Thames_House_Reading_Room_Charles MitchellWhen the Warburg Institute was transferred from Hamburg to London in 1933 its scholars had been involved in two major architectural commissions within 10 years, one for the Kulturwissenschaftliche Bibliothek Warburg, a purpose designed building to house Aby Warburg’s remarkable library, another for a ground-breaking scheme for a Planetarium in Hamburg. In London this pattern of commissioning would continue, as the Warburg Institute, the library attached to it, and its directors moved through a succession of homes in the years before and after World War 2. These projects included interior designs by the avant-garde architectural group Tecton during the 1930s, highly popular exhibitions that toured during the 1940s, and would culminate in the construction of a new building at Woburn Square during the 1950s.

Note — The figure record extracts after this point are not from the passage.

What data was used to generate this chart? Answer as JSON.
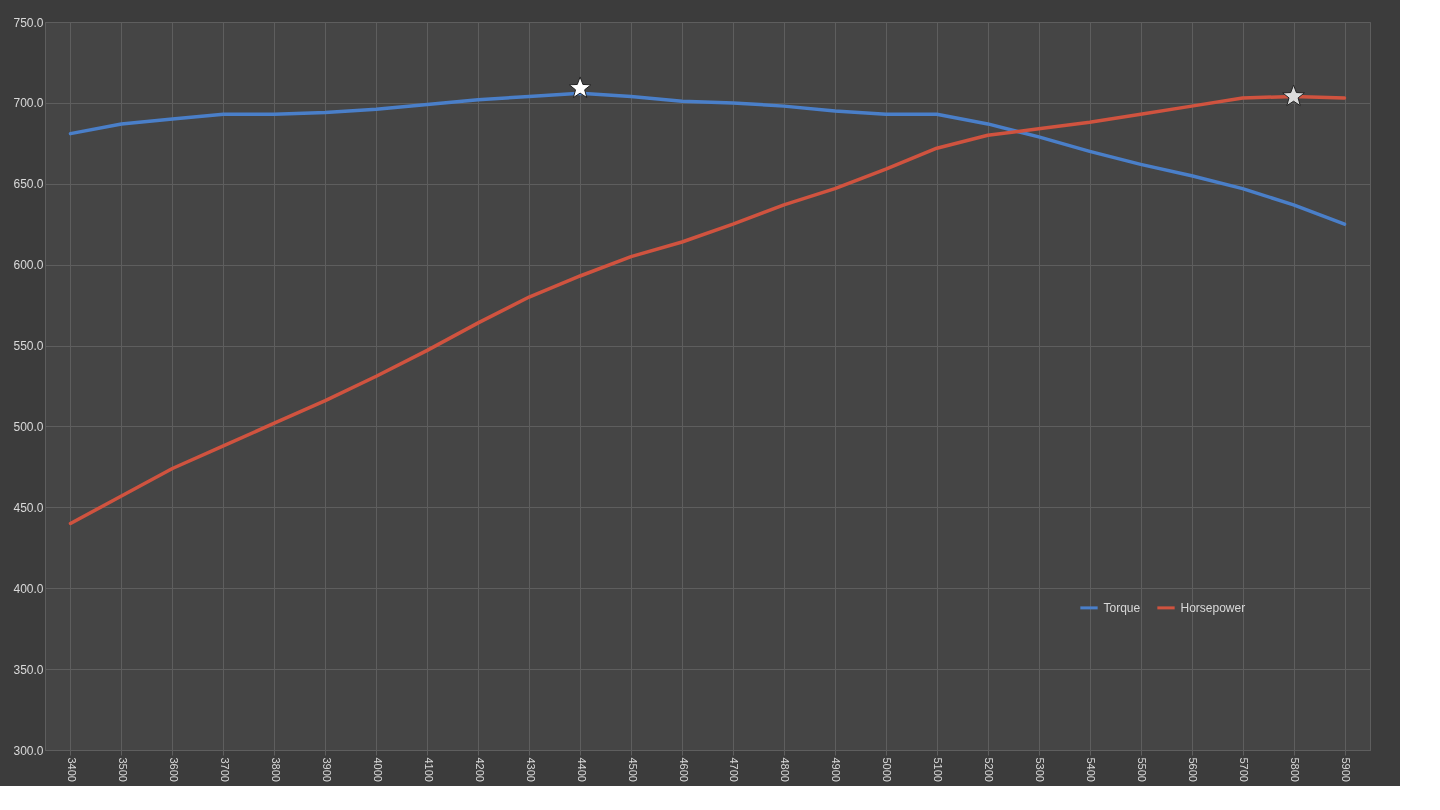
{
  "chart_data": {
    "type": "line",
    "categories": [
      "3400",
      "3500",
      "3600",
      "3700",
      "3800",
      "3900",
      "4000",
      "4100",
      "4200",
      "4300",
      "4400",
      "4500",
      "4600",
      "4700",
      "4800",
      "4900",
      "5000",
      "5100",
      "5200",
      "5300",
      "5400",
      "5500",
      "5600",
      "5700",
      "5800",
      "5900"
    ],
    "series": [
      {
        "name": "Torque",
        "color": "#4a7fc9",
        "values": [
          681,
          687,
          690,
          693,
          693,
          694,
          696,
          699,
          702,
          704,
          706,
          704,
          701,
          700,
          698,
          695,
          693,
          693,
          687,
          679,
          670,
          662,
          655,
          647,
          637,
          625
        ]
      },
      {
        "name": "Horsepower",
        "color": "#d0533f",
        "values": [
          440,
          457,
          474,
          488,
          502,
          516,
          531,
          547,
          564,
          580,
          593,
          605,
          614,
          625,
          637,
          647,
          659,
          672,
          680,
          684,
          688,
          693,
          698,
          703,
          704,
          703
        ]
      },
      {
        "type": "scatter",
        "color": "#ffffff",
        "marker": "star",
        "values": [
          null,
          null,
          null,
          null,
          null,
          null,
          null,
          null,
          null,
          null,
          709,
          null,
          null,
          null,
          null,
          null,
          null,
          null,
          null,
          null,
          null,
          null,
          null,
          null,
          null,
          null
        ]
      },
      {
        "type": "scatter",
        "color": "#dcdcdc",
        "marker": "star",
        "values": [
          null,
          null,
          null,
          null,
          null,
          null,
          null,
          null,
          null,
          null,
          null,
          null,
          null,
          null,
          null,
          null,
          null,
          null,
          null,
          null,
          null,
          null,
          null,
          null,
          704,
          null
        ]
      }
    ],
    "ylim": [
      300,
      750
    ],
    "yticks": [
      {
        "value": 300,
        "label": "300.0"
      },
      {
        "value": 350,
        "label": "350.0"
      },
      {
        "value": 400,
        "label": "400.0"
      },
      {
        "value": 450,
        "label": "450.0"
      },
      {
        "value": 500,
        "label": "500.0"
      },
      {
        "value": 550,
        "label": "550.0"
      },
      {
        "value": 600,
        "label": "600.0"
      },
      {
        "value": 650,
        "label": "650.0"
      },
      {
        "value": 700,
        "label": "700.0"
      },
      {
        "value": 750,
        "label": "750.0"
      }
    ],
    "grid": true,
    "legend": "bottom right",
    "marker": "none",
    "line_style": "solid"
  }
}
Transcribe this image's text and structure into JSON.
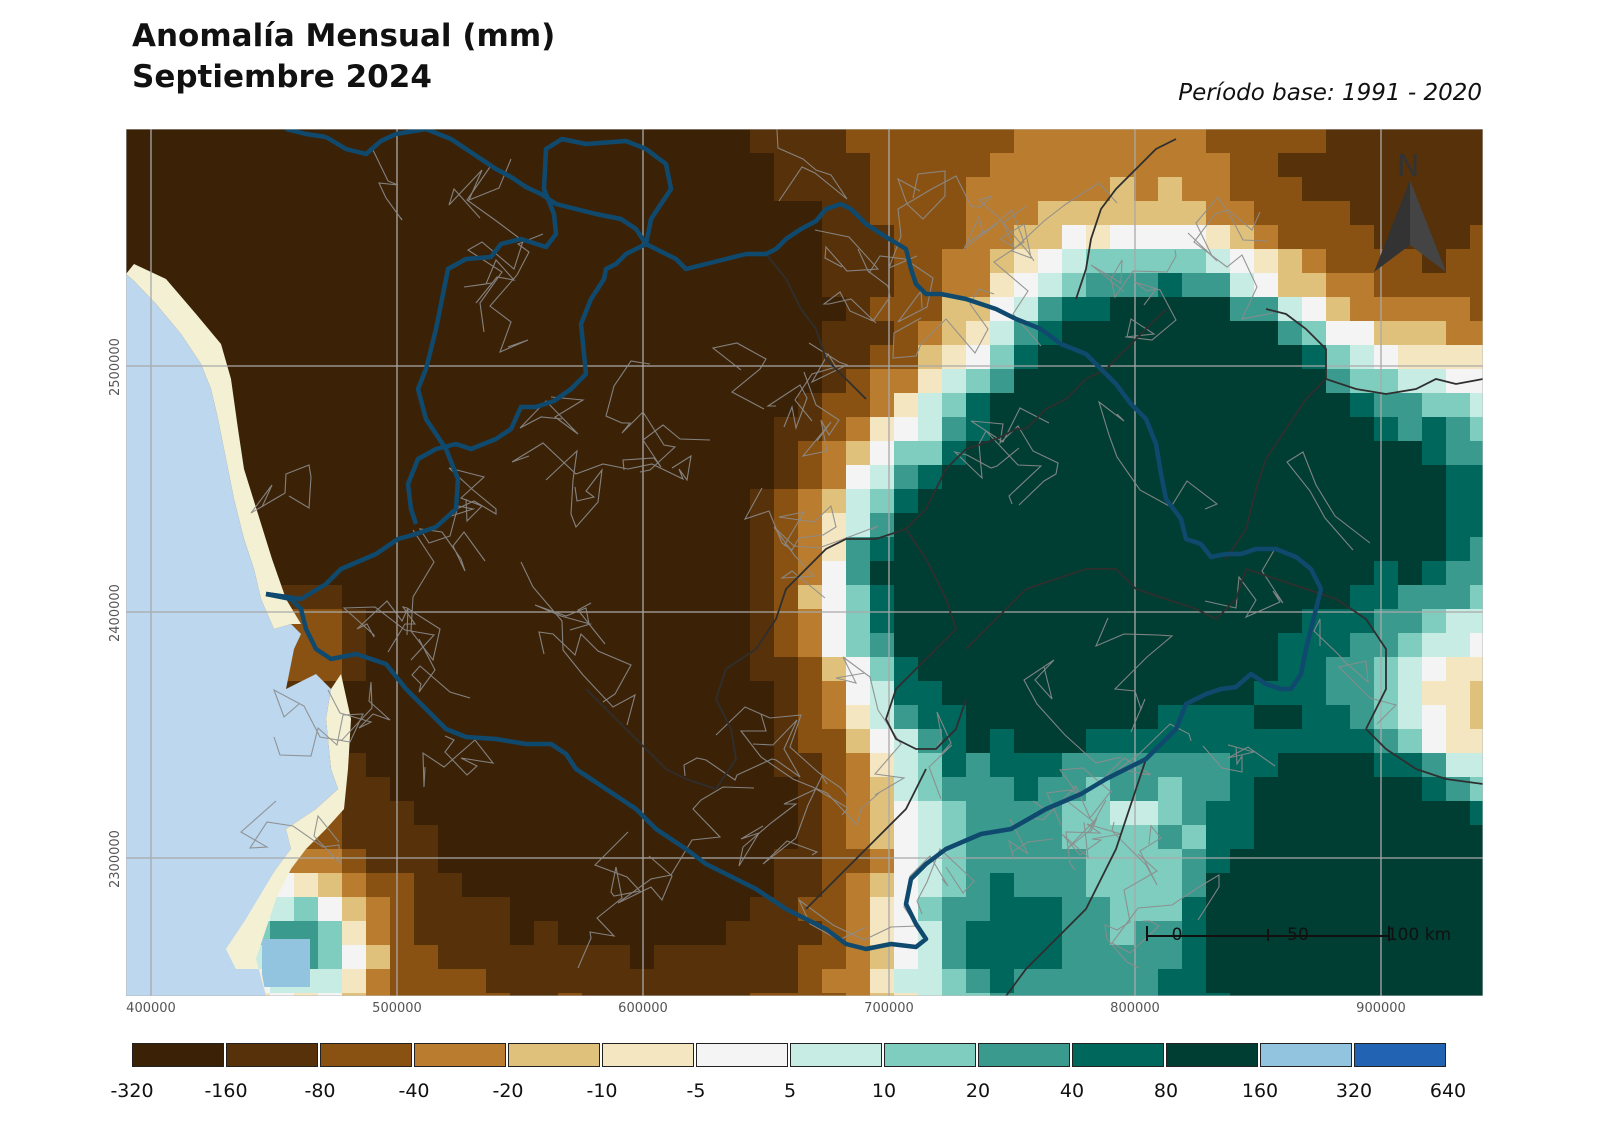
{
  "title": {
    "line1": "Anomalía Mensual (mm)",
    "line2": "Septiembre 2024"
  },
  "subtitle": "Período base: 1991 - 2020",
  "map": {
    "x_ticks": [
      "400000",
      "500000",
      "600000",
      "700000",
      "800000",
      "900000"
    ],
    "y_ticks": [
      "2500000",
      "2400000",
      "2300000"
    ],
    "north_label": "N",
    "scale_labels": [
      "0",
      "50",
      "100 km"
    ],
    "sea_color": "#bcd7ee",
    "coast_color": "#f3f0d4",
    "state_boundary_color": "#0f4a6e"
  },
  "legend": {
    "breaks": [
      "-320",
      "-160",
      "-80",
      "-40",
      "-20",
      "-10",
      "-5",
      "5",
      "10",
      "20",
      "40",
      "80",
      "160",
      "320",
      "640"
    ],
    "colors": [
      "#3b2207",
      "#573109",
      "#8a5212",
      "#ba7c2e",
      "#dfc17c",
      "#f4e6c0",
      "#f4f4f4",
      "#c6ece4",
      "#7fcdbf",
      "#3a9a8e",
      "#00675d",
      "#003d33",
      "#92c4e0",
      "#2264b3"
    ]
  }
}
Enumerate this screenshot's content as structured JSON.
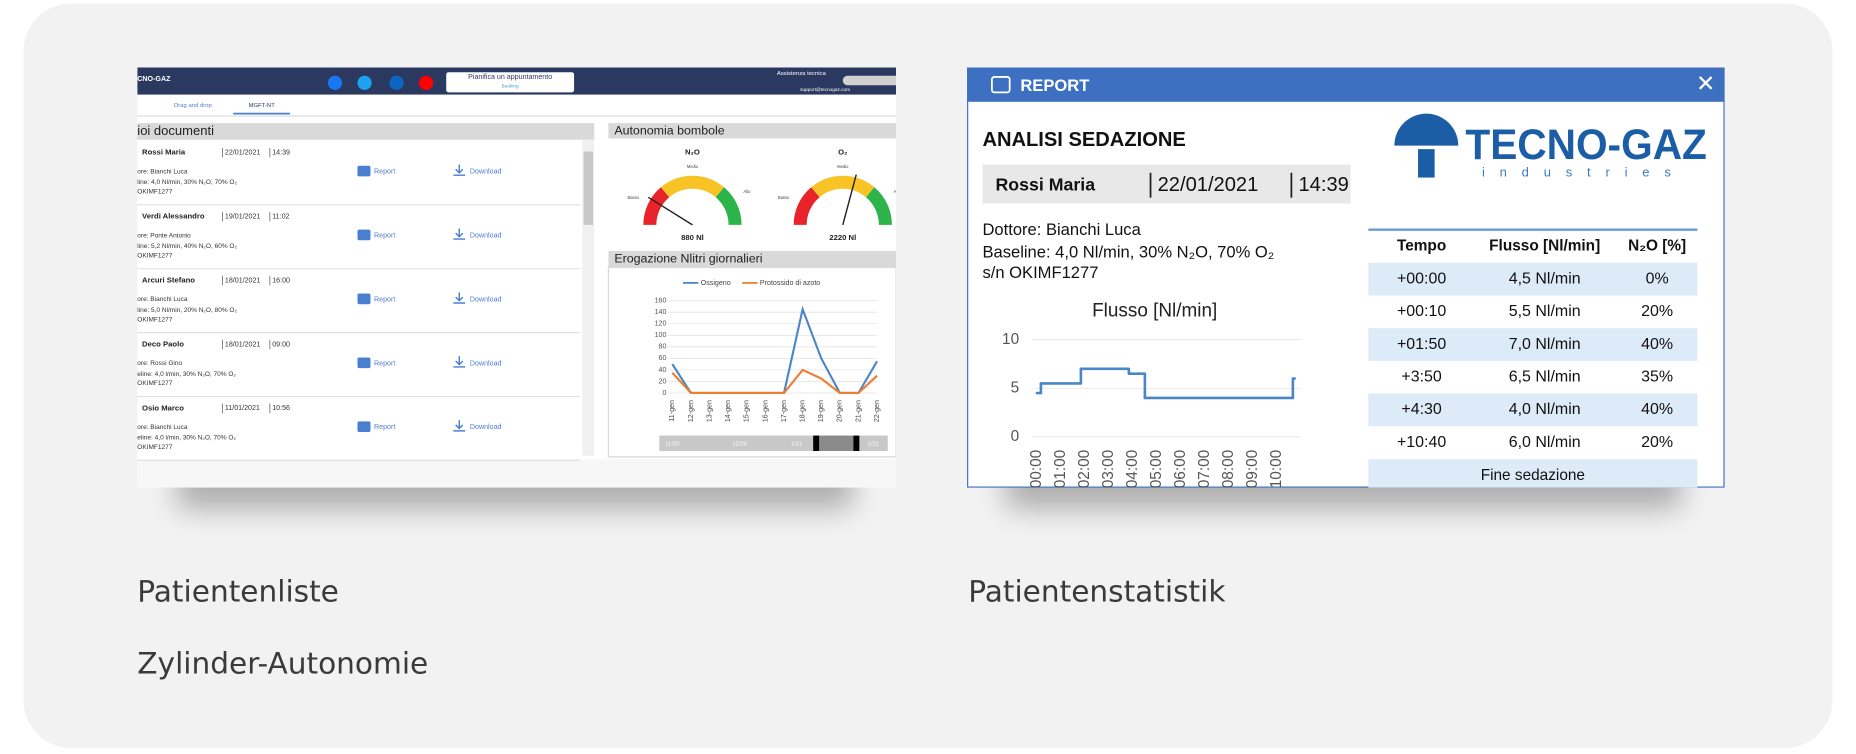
{
  "patient_list": {
    "caption": "Patientenliste",
    "caption_2": "Zylinder-Autonomie",
    "brand": "CNO-GAZ",
    "booking_title": "Pianifica un appuntamento",
    "booking_sub": "Booking",
    "support_title": "Assistenza tecnica",
    "support_email": "support@tecnogaz.com",
    "tabs": [
      "Drag and drop",
      "MGFT-NT"
    ],
    "documents_title": "ioi documenti",
    "report_label": "Report",
    "download_label": "Download",
    "documents": [
      {
        "name": "Rossi Maria",
        "date": "22/01/2021",
        "time": "14:39",
        "doctor": "ore: Bianchi Luca",
        "baseline": "line: 4,0 Nl/min, 30% N₂O, 70% O₂",
        "serial": "OKIMF1277"
      },
      {
        "name": "Verdi Alessandro",
        "date": "19/01/2021",
        "time": "11:02",
        "doctor": "ore: Ponte Antonio",
        "baseline": "line: 5,2 Nl/min, 40% N₂O, 60% O₂",
        "serial": "OKIMF1277"
      },
      {
        "name": "Arcuri Stefano",
        "date": "18/01/2021",
        "time": "16:00",
        "doctor": "ore: Bianchi Luca",
        "baseline": "line: 5,0 Nl/min, 20% N₂O, 80% O₂",
        "serial": "OKIMF1277"
      },
      {
        "name": "Deco Paolo",
        "date": "18/01/2021",
        "time": "09:00",
        "doctor": "ore: Rossi Gino",
        "baseline": "eline: 4,0 l/min, 30% N₂O, 70% O₂",
        "serial": "OKIMF1277"
      },
      {
        "name": "Osio Marco",
        "date": "11/01/2021",
        "time": "10:56",
        "doctor": "ore: Bianchi Luca",
        "baseline": "eline: 4,0 l/min, 30% N₂O, 70% O₂",
        "serial": "OKIMF1277"
      }
    ],
    "cylinders_title": "Autonomia bombole",
    "gauges": [
      {
        "title": "N₂O",
        "value_label": "880 Nl",
        "low": "Basso",
        "mid": "Medio",
        "high": "Alto"
      },
      {
        "title": "O₂",
        "value_label": "2220 Nl",
        "low": "Basso",
        "mid": "Medio",
        "high": "Alto"
      }
    ],
    "slider_labels": [
      "11/20",
      "12/20",
      "1/21",
      "2/21"
    ]
  },
  "chart_data": [
    {
      "type": "line",
      "title": "Erogazione Nlitri giornalieri",
      "categories": [
        "11-gen",
        "12-gen",
        "13-gen",
        "14-gen",
        "15-gen",
        "16-gen",
        "17-gen",
        "18-gen",
        "19-gen",
        "20-gen",
        "21-gen",
        "22-gen"
      ],
      "series": [
        {
          "name": "Ossigeno",
          "color": "#4a86c8",
          "values": [
            50,
            0,
            0,
            0,
            0,
            0,
            0,
            145,
            60,
            0,
            0,
            55
          ]
        },
        {
          "name": "Protossido di azoto",
          "color": "#ed7d31",
          "values": [
            35,
            0,
            0,
            0,
            0,
            0,
            0,
            40,
            25,
            0,
            0,
            30
          ]
        }
      ],
      "ylim": [
        0,
        160
      ],
      "yticks": [
        0,
        20,
        40,
        60,
        80,
        100,
        120,
        140,
        160
      ],
      "grid": true,
      "legend": "top"
    },
    {
      "type": "line",
      "interpolation": "step",
      "title": "Flusso [Nl/min]",
      "x": [
        0,
        0.167,
        1.833,
        3.833,
        4.5,
        10.667
      ],
      "values": [
        4.5,
        5.5,
        7,
        6.5,
        4,
        6
      ],
      "color": "#4a86c8",
      "xlim": [
        0,
        11
      ],
      "xticks": [
        {
          "value": 0,
          "label": "00:00"
        },
        {
          "value": 1,
          "label": "01:00"
        },
        {
          "value": 2,
          "label": "02:00"
        },
        {
          "value": 3,
          "label": "03:00"
        },
        {
          "value": 4,
          "label": "04:00"
        },
        {
          "value": 5,
          "label": "05:00"
        },
        {
          "value": 6,
          "label": "06:00"
        },
        {
          "value": 7,
          "label": "07:00"
        },
        {
          "value": 8,
          "label": "08:00"
        },
        {
          "value": 9,
          "label": "09:00"
        },
        {
          "value": 10,
          "label": "10:00"
        }
      ],
      "ylim": [
        0,
        10
      ],
      "yticks": [
        0,
        5,
        10
      ],
      "grid": true
    }
  ],
  "report": {
    "caption": "Patientenstatistik",
    "window_title": "REPORT",
    "heading": "ANALISI SEDAZIONE",
    "patient": "Rossi Maria",
    "date": "22/01/2021",
    "time": "14:39",
    "doctor": "Dottore: Bianchi Luca",
    "baseline": "Baseline: 4,0 Nl/min, 30% N₂O, 70% O₂",
    "serial": "s/n OKIMF1277",
    "logo": "TECNO-GAZ",
    "logo_sub": "industries",
    "table": {
      "header": [
        "Tempo",
        "Flusso [Nl/min]",
        "N₂O [%]"
      ],
      "rows": [
        [
          "+00:00",
          "4,5 Nl/min",
          "0%"
        ],
        [
          "+00:10",
          "5,5 Nl/min",
          "20%"
        ],
        [
          "+01:50",
          "7,0 Nl/min",
          "40%"
        ],
        [
          "+3:50",
          "6,5 Nl/min",
          "35%"
        ],
        [
          "+4:30",
          "4,0 Nl/min",
          "40%"
        ],
        [
          "+10:40",
          "6,0 Nl/min",
          "20%"
        ]
      ],
      "footer": "Fine sedazione"
    }
  }
}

This PhD/MA seminar explores the Warburg Institute’s involvement in architecture, showing, in a variety of contexts and across varying projects, how the Warburg scholars projected a tie between architectural space and intellectual order. The course contributes to the research project Things that Move and to a proposed exhibition on the buildings of the Warburg Institute to be held in London in 2023.

 
 

Originally posted Apr 30, 2020. Latest revision Apr 30, 2020.